- Episode no.: Season 5 Episode 15
- Directed by: Cecilia Aranovich
- Written by: Mike Benner
- Production code: 5ASA03
- Original air date: March 15, 2015

Guest appearances
- Doug Benson as Dave; Andy Richter as Wayne; Paul Rust as Jonas; Jenny Slate as Tammy; Eddie Pepitone as Reggie;

Episode chronology
| ← Previous "L'il Hard Dad" | Next → "The Runway Club" |
- Bob's Burgers season 5

= Adventures in Chinchilla-sitting =

"Adventures in Chinchilla-sitting" is the 15th episode of the fifth season of the animated comedy series Bob's Burgers and the overall 82nd episode, and is written by Mike Benner and directed by Cecilia Aranovich. It aired on Fox in the United States on March 15, 2015.

==Plot==
Linda is singing about the date night she and Bob are having that night. The kids come home, with Louise carrying Princess Little Piddles, the class chinchilla. Tina successfully negotiates $3/hour for babysitting.

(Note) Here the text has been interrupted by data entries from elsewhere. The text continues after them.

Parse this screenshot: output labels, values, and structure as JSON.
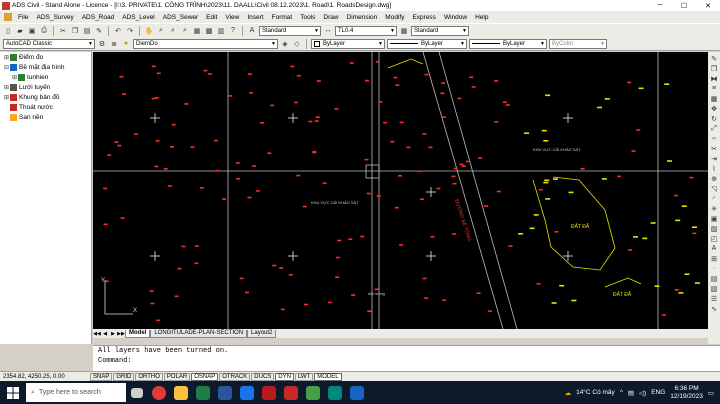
{
  "app": {
    "title": "ADS Civil - Stand Alone - Licence - [I:\\3. PRIVATE\\1. CÔNG TRÌNH\\2023\\11. DAALL\\Civil 08.12.2023\\1. Road\\1. RoadsDesign.dwg]"
  },
  "menu": [
    "File",
    "ADS_Survey",
    "ADS_Road",
    "ADS_Level",
    "ADS_Sewer",
    "Edit",
    "View",
    "Insert",
    "Format",
    "Tools",
    "Draw",
    "Dimension",
    "Modify",
    "Express",
    "Window",
    "Help"
  ],
  "toolbar": {
    "text_style": "Standard",
    "dim_style": "TL0.4",
    "table_style": "Standard",
    "workspace": "AutoCAD Classic",
    "layer": "DiemDo",
    "color": "ByLayer",
    "linetype": "ByLayer",
    "lineweight": "ByLayer",
    "plot_style": "ByColor"
  },
  "tree": [
    {
      "label": "Điểm đo",
      "expand": "⊞",
      "indent": 0,
      "color": "#2e7d32"
    },
    {
      "label": "Bề mặt địa hình",
      "expand": "⊟",
      "indent": 0,
      "color": "#1565c0"
    },
    {
      "label": "tunhien",
      "expand": "⊞",
      "indent": 1,
      "color": "#2e7d32"
    },
    {
      "label": "Lưới tuyến",
      "expand": "⊞",
      "indent": 0,
      "color": "#555555"
    },
    {
      "label": "Khung bản đồ",
      "expand": "⊞",
      "indent": 0,
      "color": "#c62828"
    },
    {
      "label": "Thoát nước",
      "expand": "",
      "indent": 0,
      "color": "#c62828"
    },
    {
      "label": "San nền",
      "expand": "",
      "indent": 0,
      "color": "#f9a825"
    }
  ],
  "drawing": {
    "area_label_left": "KHU VỰC CẢI KHẢO SÁT",
    "area_label_right": "KHU VỰC CẢI KHẢO SÁT",
    "road_label": "ĐƯỜNG BÊ TÔNG",
    "lot_label_1": "ĐẤT ĐẮ",
    "lot_label_2": "ĐẤT ĐẮ",
    "bottom_label": "đất ruộng",
    "axis_y": "Y",
    "axis_x": "X"
  },
  "tabs": {
    "model": "Model",
    "layout1": "LONGITULADE-PLAN-SECTION",
    "layout2": "Layout2"
  },
  "command": {
    "line1": "All layers have been turned on.",
    "line2": "Command:"
  },
  "status": {
    "coords": "2354.82, 4250.25, 0.00",
    "buttons": [
      "SNAP",
      "GRID",
      "ORTHO",
      "POLAR",
      "OSNAP",
      "OTRACK",
      "DUCS",
      "DYN",
      "LWT",
      "MODEL"
    ]
  },
  "taskbar": {
    "search_placeholder": "Type here to search",
    "weather": "14°C Có mây",
    "lang": "ENG",
    "time": "6:36 PM",
    "date": "12/19/2023"
  }
}
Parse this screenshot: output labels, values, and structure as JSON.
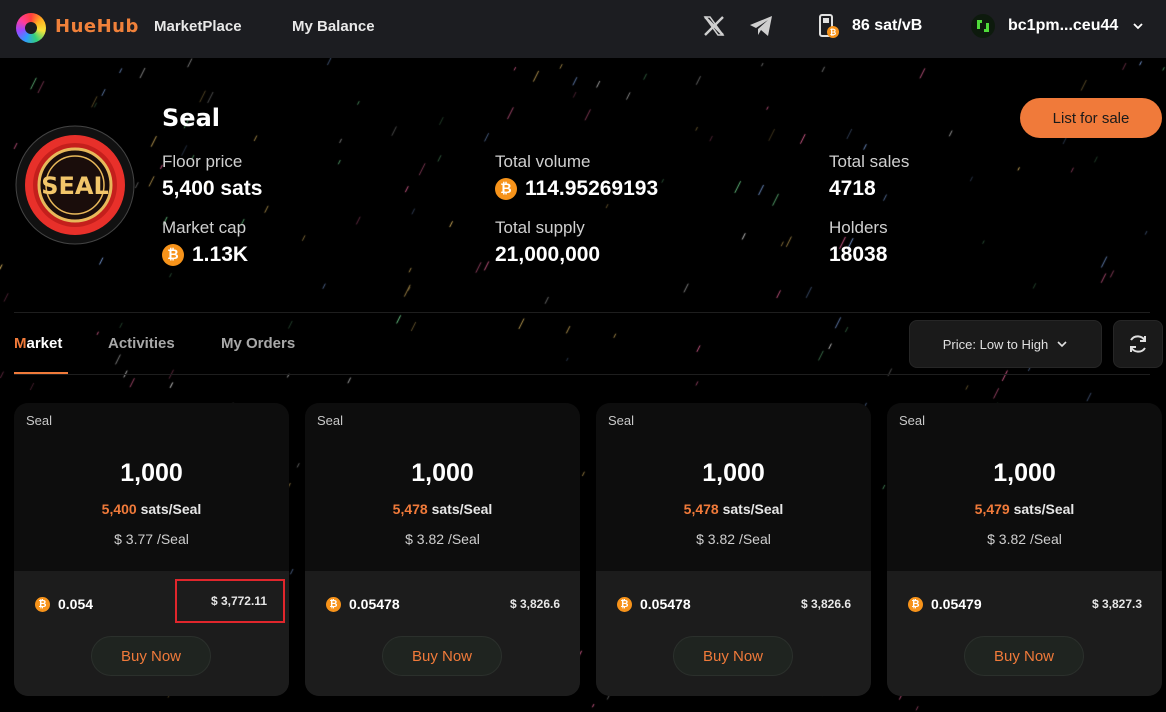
{
  "nav": {
    "brand": "HueHub",
    "links": [
      "MarketPlace",
      "My Balance"
    ],
    "gas_fee": "86 sat/vB",
    "wallet_address": "bc1pm...ceu44"
  },
  "collection": {
    "name": "Seal",
    "logo_text": "SEAL",
    "list_button": "List for sale",
    "stats": {
      "floor_price_label": "Floor price",
      "floor_price_value": "5,400 sats",
      "total_volume_label": "Total volume",
      "total_volume_value": "114.95269193",
      "total_sales_label": "Total sales",
      "total_sales_value": "4718",
      "market_cap_label": "Market cap",
      "market_cap_value": "1.13K",
      "total_supply_label": "Total supply",
      "total_supply_value": "21,000,000",
      "holders_label": "Holders",
      "holders_value": "18038"
    }
  },
  "tabs": [
    {
      "label_first": "M",
      "label_rest": "arket",
      "active": true
    },
    {
      "label": "Activities"
    },
    {
      "label": "My Orders"
    }
  ],
  "sort": {
    "label": "Price: Low to High"
  },
  "cards": [
    {
      "tick": "Seal",
      "amount": "1,000",
      "unit_price": "5,400",
      "unit_suffix": "sats/Seal",
      "usd_unit": "$ 3.77 /Seal",
      "btc_total": "0.054",
      "usd_total": "$ 3,772.11",
      "buy_label": "Buy Now"
    },
    {
      "tick": "Seal",
      "amount": "1,000",
      "unit_price": "5,478",
      "unit_suffix": "sats/Seal",
      "usd_unit": "$ 3.82 /Seal",
      "btc_total": "0.05478",
      "usd_total": "$ 3,826.6",
      "buy_label": "Buy Now"
    },
    {
      "tick": "Seal",
      "amount": "1,000",
      "unit_price": "5,478",
      "unit_suffix": "sats/Seal",
      "usd_unit": "$ 3.82 /Seal",
      "btc_total": "0.05478",
      "usd_total": "$ 3,826.6",
      "buy_label": "Buy Now"
    },
    {
      "tick": "Seal",
      "amount": "1,000",
      "unit_price": "5,479",
      "unit_suffix": "sats/Seal",
      "usd_unit": "$ 3.82 /Seal",
      "btc_total": "0.05479",
      "usd_total": "$ 3,827.3",
      "buy_label": "Buy Now"
    }
  ],
  "colors": {
    "accent": "#f07a3a",
    "bitcoin": "#f7931a",
    "highlight_box": "#e0262c",
    "background": "#000000",
    "nav_bg": "#1c1d21"
  }
}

As Louise is playing with the chinchilla, Wayne, who usually takes care of the chinchilla, barges into the house and begins arguing with Louise. As Wayne left the door open, the chinchilla escapes, and Jonas takes him after finding him on the sidewalk.

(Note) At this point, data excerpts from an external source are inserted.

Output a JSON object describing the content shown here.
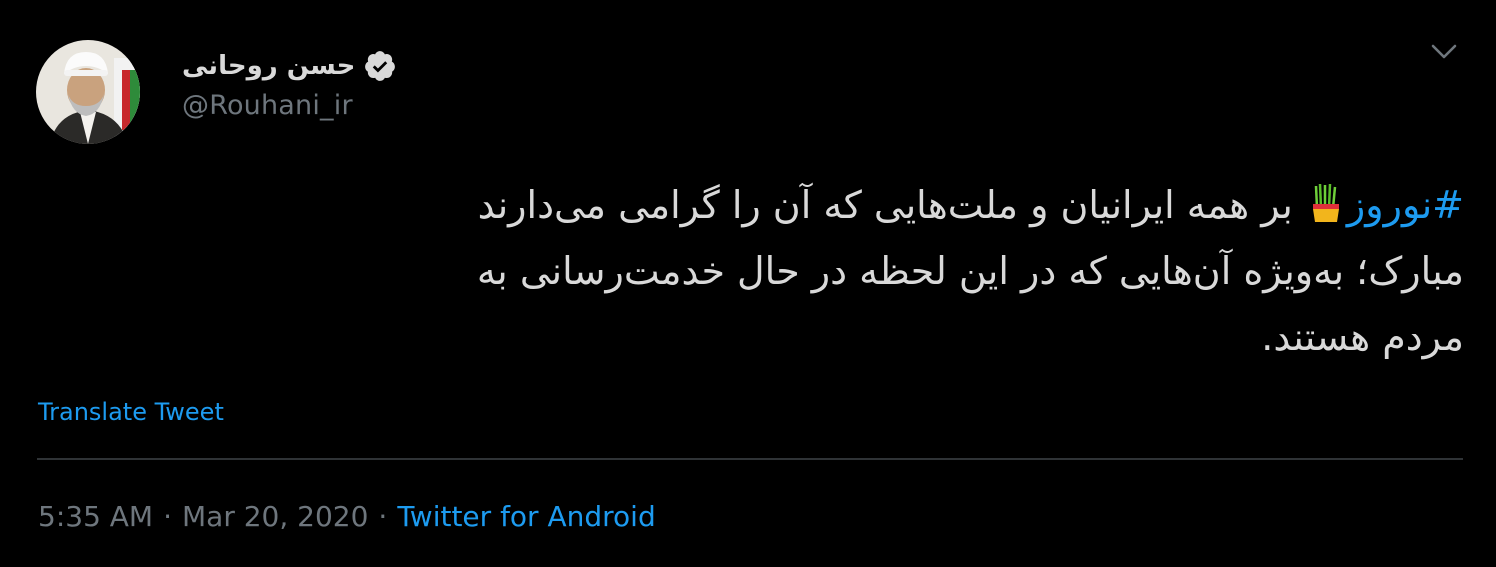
{
  "tweet": {
    "user": {
      "display_name": "حسن روحانی",
      "handle": "@Rouhani_ir",
      "verified": true
    },
    "text": {
      "hashtag": "#نوروز",
      "emoji": "sabzeh",
      "line1": "بر همه ایرانیان و ملت‌هایی که آن را گرامی می‌دارند",
      "line2": "مبارک؛ به‌ویژه آن‌هایی که در این لحظه در حال خدمت‌رسانی به",
      "line3": "مردم هستند."
    },
    "translate_label": "Translate Tweet",
    "time": "5:35 AM",
    "separator": "·",
    "date": "Mar 20, 2020",
    "source": "Twitter for Android"
  },
  "icons": {
    "caret": "chevron-down-icon",
    "verified": "verified-badge-icon"
  },
  "colors": {
    "background": "#000000",
    "text": "#d9d9d9",
    "secondary": "#6e767d",
    "accent": "#1d9bf0",
    "divider": "#2f3336"
  }
}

Trying to find the chinchilla, the kids and Wayne go to Reggie's sub shop, which turns out to be closed. They go to his house, an Reggie doesn't know where he is. Jonas and his friend's mothers both think their children are doing homework at the other child's house. To find them, they go to Tammy.

After being asked, Tammy finds out that Jonas is at a high school party via social media. They proceed to sneak into the party, and discover that Jonas gave the chinchilla to Vanessa, a girl he has a crush on. They find out that Vanessa and her friends are at the roller rink.

They are able to convince Jonas to come with them to the roller rink, where they find that Vanessa sold the chinchilla to a security guard for $40. He accepts the offer for them to buy him back, but the chinchilla has escaped. After finding him on the roller rink, the strobe lights give the chinchilla a seizure. They manage to get the chinchilla and get home uncaught.

Once home, Louise and Wayne proceed to argue again over who should get the chinchilla. They put the chinchilla in between them, and it goes to Louise.

Meanwhile, Bob reveals that the date is bar trivia, which they quickly prove to be terrible at. After Linda steals the answer sheet, they soar into first place before being caught. After being kicked out for cheating, they start making out.

Bob and Linda go home to find Wayne running out the door crying. Feeling bad, Louise goes to his house and gives him back the chinchilla.

==Reception==
Alasdair Wilkins of The A.V. Club gave the episode a B−, saying, "As it is, “Adventures In Chinchilla-Sitting” has lots of little moments that work, but its story never coheres into something bigger, and its jokes just aren’t hilarious enough to make that fact not matter. Still, as lowlights go, Bob’s Burgers’ remain pretty damn good." The episode received a 1.0 rating and was watched by a total of 2.24 million people. This made it the fifth most watched show on Fox that night, behind Brooklyn Nine-Nine, Family Guy, The Simpsons, and The Last Man on Earth.